Dutch museums have found 139 artworks that may have been looted during the Nazi era, including paintings from masters such as Matisse, Klee and Kandinsky.

The major review of all museum collections in the country found art that had either dubious or definitely suspect origins.

“These objects are either thought or known to have been looted, confiscated or sold under duress,” said Siebe Weide, director of the Netherlands Museums Association. He said returning them is “both a moral obligation and one that we have taken upon ourselves”.

The review also listed the names of 20 people whom the museums said definitely had 61 pieces of art taken from them. The museums said they were getting in contact with or seeking their heirs, including the heirs of Jewish art dealer Albert Stern, the dead owner of the Matisse.

The museum purchased the painting from Lieuwe Bangma family in 1941, but Stern was its owner before the war and the Bangma family is known to have given shelter to his granddaughter during the war.

These objects are either thought or known to have been looted, confiscated or sold under duress

A previous Dutch review that concluded in 2006 focused on art obtained during World War II. This time all Dutch museums reviewed the chain of possession for all their artwork created any time before the end of the war in 1945, with a special focus on detecting pieces that had any gap in their ownership record after the Nazis came to power in Germany in 1933.
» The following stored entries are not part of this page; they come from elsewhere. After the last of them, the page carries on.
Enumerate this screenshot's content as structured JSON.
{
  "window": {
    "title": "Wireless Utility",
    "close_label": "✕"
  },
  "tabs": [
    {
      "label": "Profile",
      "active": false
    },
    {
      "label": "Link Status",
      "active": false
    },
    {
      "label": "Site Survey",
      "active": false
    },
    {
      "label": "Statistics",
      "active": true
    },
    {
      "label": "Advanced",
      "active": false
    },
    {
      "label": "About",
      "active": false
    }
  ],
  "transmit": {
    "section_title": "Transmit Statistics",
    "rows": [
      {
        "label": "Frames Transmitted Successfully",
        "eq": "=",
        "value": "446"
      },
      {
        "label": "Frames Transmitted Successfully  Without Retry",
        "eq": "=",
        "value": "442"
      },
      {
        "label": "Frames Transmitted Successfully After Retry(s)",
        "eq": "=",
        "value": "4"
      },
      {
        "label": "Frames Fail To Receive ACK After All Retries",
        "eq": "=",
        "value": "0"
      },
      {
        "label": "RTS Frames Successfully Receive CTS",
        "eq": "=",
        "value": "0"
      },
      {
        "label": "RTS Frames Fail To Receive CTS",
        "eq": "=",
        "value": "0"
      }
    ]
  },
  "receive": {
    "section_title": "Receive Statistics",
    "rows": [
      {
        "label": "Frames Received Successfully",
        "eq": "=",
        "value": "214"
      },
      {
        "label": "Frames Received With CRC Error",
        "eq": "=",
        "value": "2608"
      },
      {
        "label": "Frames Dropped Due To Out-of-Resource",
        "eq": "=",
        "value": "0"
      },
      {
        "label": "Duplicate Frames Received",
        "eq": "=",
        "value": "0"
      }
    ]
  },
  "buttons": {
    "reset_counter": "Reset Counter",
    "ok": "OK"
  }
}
American and British museums have already conducted investigations similar to the Dutch one. In Germany and many other countries, similar investigations are still under way.

Among the objects found were 69 paintings, including French painter Henri Matisse’s 1921 Odalisque painting of a half-nude reclining woman at Amsterdam’s Stedelijk museum, one of the country’s top tourist draws.

Other paintings included works by old Dutch masters such as Jacob Gerkitsz Cuyp, impressionist Isaac Israels and modernists Paul Klee and Wassily Kandinsky. Other objects uncovered in the investigation included drawings, sculptures, antiquities and Jewish ceremonial objects.